SWR2 Wort zum Tag
„Ankommen und erwartet werden", so lautet der Titel eines kleinen Buches, das zu einem Rundgang durch die historisch bedeutsame Kirche in Santiago de Compostela im Nordwesten Spaniens einlädt. Ankommen und erwartet werden, diese Worte gehen mir nicht mehr aus dem Sinn; sie haften im Gedächtnis so wie eine besondere, einprägsame Melodie. Ankommen, erwartet werden, diese Worte lassen anklingen, wonach sich Menschen sehnen, was sie brauchen, was sie glücklich macht, und ihnen das Bewusstsein vermittelt: mein Leben kann gelingen.Ankommen und erwartet werden: Schon für die günstige Entwicklung eines kleinen Kindes ist die Gewissheit entscheidend: ich bin erwünscht, ich bin willkommen; ich bin angekommen bei Menschen, die mich mögen, die mein Wachsen und Werden fördern und begleiten, mit Zuneigung und Wohlwollen. Auch im weiteren Verlauf eines Menschenlebens ist das Gelingen vieler Vorhaben eng mit diesem Bewusstsein verknüpft: Ich bin erwartet, gern gesehen, bei Freunden, Weggefährten, in einem Beruf, bei einem Menschen, der mich liebt und dessen Liebe ich erwidern darf. Und erst recht wird das dann noch einmal bedeutsam im Blick auf das Lebensende. Wir werden dort ankommen, das ist keine Frage. Dass wir dann aber auch erwartet und angenommen sein werden, diese Gewissheit ist zeitlebens mit entscheidend dafür, dass wir in unserem Leben und Handeln einen Sinn sehen können. Dass wir ankommen werden an unserem Lebensende, wissen wir; dass wir erwartet werden von einem liebenden Gott, das dürfen wir glauben, darauf vertraue ich. Die Wallfahrten, das Pilgern, drücken diese Hoffnung aus und können dieses Vertrauen stärken. In Santiago de Compostela hat sich seit einiger Zeit eine Gruppe gebildet, die ankommenden Pilgern das Bewusstsein vermitteln möchte, erwartet zu sein. Am Ziel ihrer oft langen und mühsamen Wege werden sie erwartet von Menschen, die sie freundlich empfangen, die ihnen Begleitung anbieten, nicht nur die beim Rundgang durch eine der schönsten romanischen Kirchen, sondern auch beim Nachdenken über den tieferen Sinn ihres Unterwegssein.

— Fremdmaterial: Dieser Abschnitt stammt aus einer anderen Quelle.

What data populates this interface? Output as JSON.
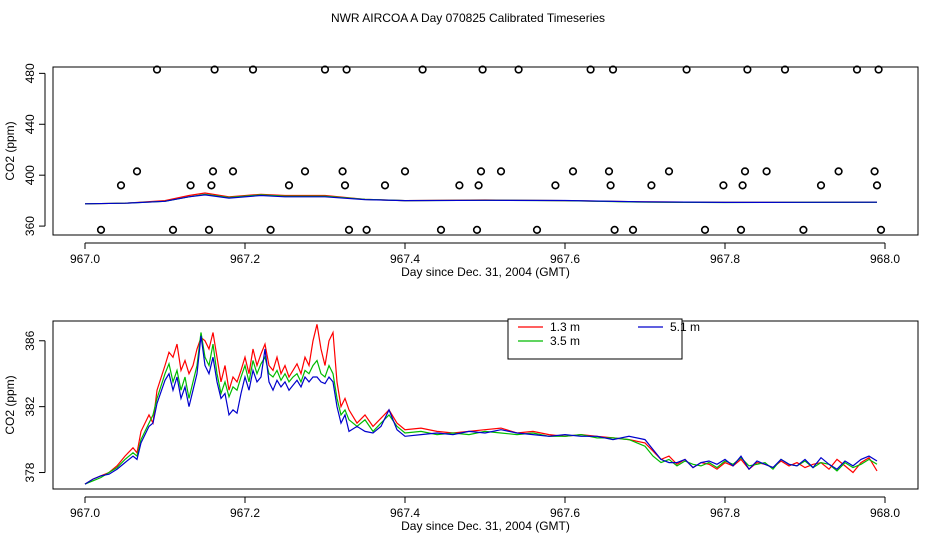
{
  "title": "NWR AIRCOA A  Day 070825  Calibrated Timeseries",
  "chart_data": [
    {
      "type": "scatter",
      "xlabel": "Day since Dec. 31, 2004 (GMT)",
      "ylabel": "CO2 (ppm)",
      "xlim": [
        967.0,
        968.0
      ],
      "ylim": [
        353,
        485
      ],
      "xticks": [
        967.0,
        967.2,
        967.4,
        967.6,
        967.8,
        968.0
      ],
      "xtick_labels": [
        "967.0",
        "967.2",
        "967.4",
        "967.6",
        "967.8",
        "968.0"
      ],
      "yticks": [
        360,
        400,
        440,
        480
      ],
      "ytick_labels": [
        "360",
        "400",
        "440",
        "480"
      ],
      "points": {
        "marker": "open-circle",
        "x": [
          967.02,
          967.045,
          967.065,
          967.09,
          967.11,
          967.132,
          967.155,
          967.158,
          967.16,
          967.162,
          967.185,
          967.21,
          967.232,
          967.255,
          967.275,
          967.3,
          967.322,
          967.325,
          967.327,
          967.33,
          967.352,
          967.375,
          967.4,
          967.422,
          967.445,
          967.468,
          967.49,
          967.492,
          967.495,
          967.497,
          967.52,
          967.542,
          967.565,
          967.588,
          967.61,
          967.632,
          967.655,
          967.657,
          967.66,
          967.662,
          967.685,
          967.708,
          967.73,
          967.752,
          967.775,
          967.798,
          967.82,
          967.822,
          967.825,
          967.828,
          967.852,
          967.875,
          967.898,
          967.92,
          967.942,
          967.965,
          967.987,
          967.99,
          967.992,
          967.995
        ],
        "y": [
          357,
          392,
          403,
          483,
          357,
          392,
          357,
          392,
          403,
          483,
          403,
          483,
          357,
          392,
          403,
          483,
          403,
          392,
          483,
          357,
          357,
          392,
          403,
          483,
          357,
          392,
          357,
          392,
          403,
          483,
          403,
          483,
          357,
          392,
          403,
          483,
          403,
          392,
          483,
          357,
          357,
          392,
          403,
          483,
          357,
          392,
          357,
          392,
          403,
          483,
          403,
          483,
          357,
          392,
          403,
          483,
          403,
          392,
          483,
          357
        ]
      },
      "series": [
        {
          "name": "1.3 m",
          "color": "#ff0000",
          "x": [
            967.0,
            967.05,
            967.1,
            967.13,
            967.15,
            967.18,
            967.22,
            967.25,
            967.3,
            967.35,
            967.4,
            967.5,
            967.6,
            967.7,
            967.8,
            967.9,
            967.99
          ],
          "y": [
            377.5,
            378,
            380,
            384,
            386,
            383,
            385,
            384,
            384,
            381,
            380,
            380.5,
            380,
            379,
            378.6,
            378.7,
            378.8
          ]
        },
        {
          "name": "3.5 m",
          "color": "#00cc00",
          "x": [
            967.0,
            967.05,
            967.1,
            967.13,
            967.15,
            967.18,
            967.22,
            967.25,
            967.3,
            967.35,
            967.4,
            967.5,
            967.6,
            967.7,
            967.8,
            967.9,
            967.99
          ],
          "y": [
            377.5,
            378,
            379.5,
            383,
            385,
            382.5,
            384.5,
            383.5,
            383.5,
            381,
            380,
            380.3,
            380,
            378.8,
            378.5,
            378.6,
            378.7
          ]
        },
        {
          "name": "5.1 m",
          "color": "#0000cc",
          "x": [
            967.0,
            967.05,
            967.1,
            967.13,
            967.15,
            967.18,
            967.22,
            967.25,
            967.3,
            967.35,
            967.4,
            967.5,
            967.6,
            967.7,
            967.8,
            967.9,
            967.99
          ],
          "y": [
            377.5,
            378,
            379.5,
            383,
            384.5,
            382,
            384,
            383,
            383,
            380.8,
            380,
            380.3,
            380.1,
            379,
            378.6,
            378.7,
            378.8
          ]
        }
      ]
    },
    {
      "type": "line",
      "xlabel": "Day since Dec. 31, 2004 (GMT)",
      "ylabel": "CO2 (ppm)",
      "xlim": [
        967.0,
        968.0
      ],
      "ylim": [
        377.0,
        387.2
      ],
      "xticks": [
        967.0,
        967.2,
        967.4,
        967.6,
        967.8,
        968.0
      ],
      "xtick_labels": [
        "967.0",
        "967.2",
        "967.4",
        "967.6",
        "967.8",
        "968.0"
      ],
      "yticks": [
        378,
        382,
        386
      ],
      "ytick_labels": [
        "378",
        "382",
        "386"
      ],
      "legend": {
        "position": "top-center",
        "columns": 2
      },
      "series": [
        {
          "name": "1.3 m",
          "color": "#ff0000",
          "x": [
            967.0,
            967.01,
            967.02,
            967.03,
            967.04,
            967.05,
            967.06,
            967.065,
            967.07,
            967.08,
            967.085,
            967.09,
            967.1,
            967.105,
            967.11,
            967.115,
            967.12,
            967.125,
            967.13,
            967.135,
            967.14,
            967.145,
            967.15,
            967.155,
            967.16,
            967.165,
            967.17,
            967.175,
            967.18,
            967.185,
            967.19,
            967.195,
            967.2,
            967.205,
            967.21,
            967.215,
            967.22,
            967.225,
            967.23,
            967.235,
            967.24,
            967.245,
            967.25,
            967.255,
            967.26,
            967.265,
            967.27,
            967.275,
            967.28,
            967.285,
            967.29,
            967.295,
            967.3,
            967.305,
            967.31,
            967.315,
            967.32,
            967.325,
            967.33,
            967.34,
            967.35,
            967.36,
            967.37,
            967.38,
            967.39,
            967.4,
            967.42,
            967.44,
            967.46,
            967.48,
            967.5,
            967.52,
            967.54,
            967.56,
            967.58,
            967.6,
            967.62,
            967.64,
            967.66,
            967.68,
            967.7,
            967.71,
            967.72,
            967.73,
            967.74,
            967.75,
            967.76,
            967.77,
            967.78,
            967.79,
            967.8,
            967.81,
            967.82,
            967.83,
            967.84,
            967.85,
            967.86,
            967.87,
            967.88,
            967.89,
            967.9,
            967.91,
            967.92,
            967.93,
            967.94,
            967.95,
            967.96,
            967.97,
            967.98,
            967.99
          ],
          "y": [
            377.3,
            377.6,
            377.8,
            378.0,
            378.4,
            379.0,
            379.5,
            379.2,
            380.5,
            381.5,
            381.0,
            383.0,
            384.5,
            385.3,
            385.0,
            385.8,
            384.2,
            384.8,
            384.0,
            384.5,
            385.5,
            386.2,
            386.0,
            385.5,
            386.5,
            385.0,
            383.5,
            384.5,
            383.0,
            383.8,
            383.5,
            384.2,
            385.0,
            384.0,
            385.5,
            384.5,
            385.2,
            385.8,
            384.5,
            384.2,
            385.0,
            384.0,
            384.5,
            383.8,
            384.2,
            384.6,
            384.0,
            385.0,
            384.5,
            386.0,
            387.0,
            385.5,
            384.5,
            386.0,
            386.5,
            383.5,
            382.0,
            382.5,
            381.8,
            381.0,
            381.5,
            380.8,
            381.3,
            381.8,
            381.0,
            380.6,
            380.7,
            380.5,
            380.4,
            380.5,
            380.6,
            380.7,
            380.4,
            380.5,
            380.3,
            380.2,
            380.3,
            380.2,
            380.1,
            380.0,
            379.8,
            379.3,
            378.8,
            379.0,
            378.5,
            378.8,
            378.3,
            378.6,
            378.5,
            378.2,
            378.6,
            378.4,
            378.8,
            378.2,
            378.6,
            378.5,
            378.3,
            378.7,
            378.4,
            378.6,
            378.3,
            378.5,
            378.6,
            378.2,
            378.8,
            378.4,
            378.0,
            378.6,
            378.9,
            378.1
          ]
        },
        {
          "name": "3.5 m",
          "color": "#00bb00",
          "x": [
            967.0,
            967.01,
            967.02,
            967.03,
            967.04,
            967.05,
            967.06,
            967.065,
            967.07,
            967.08,
            967.085,
            967.09,
            967.1,
            967.105,
            967.11,
            967.115,
            967.12,
            967.125,
            967.13,
            967.135,
            967.14,
            967.145,
            967.15,
            967.155,
            967.16,
            967.165,
            967.17,
            967.175,
            967.18,
            967.185,
            967.19,
            967.195,
            967.2,
            967.205,
            967.21,
            967.215,
            967.22,
            967.225,
            967.23,
            967.235,
            967.24,
            967.245,
            967.25,
            967.255,
            967.26,
            967.265,
            967.27,
            967.275,
            967.28,
            967.285,
            967.29,
            967.295,
            967.3,
            967.305,
            967.31,
            967.315,
            967.32,
            967.325,
            967.33,
            967.34,
            967.35,
            967.36,
            967.37,
            967.38,
            967.39,
            967.4,
            967.42,
            967.44,
            967.46,
            967.48,
            967.5,
            967.52,
            967.54,
            967.56,
            967.58,
            967.6,
            967.62,
            967.64,
            967.66,
            967.68,
            967.7,
            967.71,
            967.72,
            967.73,
            967.74,
            967.75,
            967.76,
            967.77,
            967.78,
            967.79,
            967.8,
            967.81,
            967.82,
            967.83,
            967.84,
            967.85,
            967.86,
            967.87,
            967.88,
            967.89,
            967.9,
            967.91,
            967.92,
            967.93,
            967.94,
            967.95,
            967.96,
            967.97,
            967.98,
            967.99
          ],
          "y": [
            377.3,
            377.5,
            377.7,
            378.0,
            378.3,
            378.8,
            379.2,
            379.0,
            380.0,
            381.0,
            381.5,
            382.5,
            384.0,
            384.6,
            383.5,
            384.2,
            383.0,
            383.8,
            382.5,
            383.5,
            384.5,
            386.5,
            385.0,
            384.5,
            385.8,
            384.0,
            382.8,
            383.5,
            382.6,
            383.2,
            383.0,
            383.8,
            384.5,
            383.5,
            384.8,
            384.0,
            384.6,
            385.0,
            384.0,
            383.8,
            384.2,
            383.6,
            384.0,
            383.5,
            383.8,
            384.0,
            383.5,
            384.2,
            384.0,
            384.5,
            384.8,
            384.0,
            383.8,
            384.5,
            384.0,
            382.5,
            381.5,
            381.8,
            381.2,
            380.8,
            381.2,
            380.5,
            381.0,
            381.5,
            380.8,
            380.4,
            380.5,
            380.3,
            380.4,
            380.3,
            380.5,
            380.4,
            380.3,
            380.4,
            380.2,
            380.2,
            380.3,
            380.1,
            380.1,
            380.0,
            379.6,
            379.0,
            378.6,
            378.8,
            378.4,
            378.7,
            378.5,
            378.4,
            378.6,
            378.3,
            378.7,
            378.5,
            378.9,
            378.4,
            378.5,
            378.6,
            378.2,
            378.8,
            378.5,
            378.4,
            378.7,
            378.3,
            378.6,
            378.5,
            378.1,
            378.6,
            378.3,
            378.5,
            378.8,
            378.5
          ]
        },
        {
          "name": "5.1 m",
          "color": "#0000cc",
          "x": [
            967.0,
            967.01,
            967.02,
            967.03,
            967.04,
            967.05,
            967.06,
            967.065,
            967.07,
            967.08,
            967.085,
            967.09,
            967.1,
            967.105,
            967.11,
            967.115,
            967.12,
            967.125,
            967.13,
            967.135,
            967.14,
            967.145,
            967.15,
            967.155,
            967.16,
            967.165,
            967.17,
            967.175,
            967.18,
            967.185,
            967.19,
            967.195,
            967.2,
            967.205,
            967.21,
            967.215,
            967.22,
            967.225,
            967.23,
            967.235,
            967.24,
            967.245,
            967.25,
            967.255,
            967.26,
            967.265,
            967.27,
            967.275,
            967.28,
            967.285,
            967.29,
            967.295,
            967.3,
            967.305,
            967.31,
            967.315,
            967.32,
            967.325,
            967.33,
            967.34,
            967.35,
            967.36,
            967.37,
            967.38,
            967.39,
            967.4,
            967.42,
            967.44,
            967.46,
            967.48,
            967.5,
            967.52,
            967.54,
            967.56,
            967.58,
            967.6,
            967.62,
            967.64,
            967.66,
            967.68,
            967.7,
            967.71,
            967.72,
            967.73,
            967.74,
            967.75,
            967.76,
            967.77,
            967.78,
            967.79,
            967.8,
            967.81,
            967.82,
            967.83,
            967.84,
            967.85,
            967.86,
            967.87,
            967.88,
            967.89,
            967.9,
            967.91,
            967.92,
            967.93,
            967.94,
            967.95,
            967.96,
            967.97,
            967.98,
            967.99
          ],
          "y": [
            377.3,
            377.6,
            377.8,
            377.9,
            378.2,
            378.6,
            379.0,
            378.8,
            379.8,
            380.8,
            381.0,
            382.2,
            383.6,
            384.0,
            383.0,
            383.8,
            382.5,
            383.2,
            382.0,
            383.0,
            384.0,
            386.3,
            384.5,
            384.0,
            385.0,
            383.5,
            382.5,
            382.8,
            381.5,
            381.8,
            381.6,
            382.8,
            383.8,
            383.0,
            384.2,
            383.5,
            383.8,
            385.5,
            383.5,
            383.0,
            383.6,
            383.2,
            383.5,
            383.0,
            383.3,
            383.6,
            383.2,
            383.8,
            383.5,
            383.8,
            383.8,
            383.5,
            383.4,
            383.8,
            383.5,
            382.0,
            381.0,
            381.5,
            380.5,
            380.8,
            380.5,
            380.4,
            380.8,
            381.8,
            380.6,
            380.2,
            380.3,
            380.4,
            380.3,
            380.5,
            380.4,
            380.6,
            380.4,
            380.3,
            380.2,
            380.3,
            380.2,
            380.2,
            380.0,
            380.2,
            380.0,
            379.4,
            378.8,
            378.6,
            378.6,
            378.8,
            378.3,
            378.6,
            378.7,
            378.5,
            378.8,
            378.4,
            379.0,
            378.2,
            378.7,
            378.5,
            378.3,
            378.8,
            378.5,
            378.4,
            378.8,
            378.3,
            378.9,
            378.5,
            378.2,
            378.7,
            378.4,
            378.8,
            379.0,
            378.7
          ]
        }
      ]
    }
  ]
}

Der Weg ist das Ziel. Diese Redewendung hat ihren guten Sinn, wenn es darum geht, dass jeder Augenblick, jeder Schritt einen Wert hat und Beachtung verdient. Wahr ist aber auch: die einzelnen Schritte und Wegstrecken fordern und verlangen nach einer Verheißung - der Verheißung, dass es ein Ankommen gibt, einen Ort, an dem wir bleiben und ausruhen dürfen und an dem jemand da ist, der uns erwartet.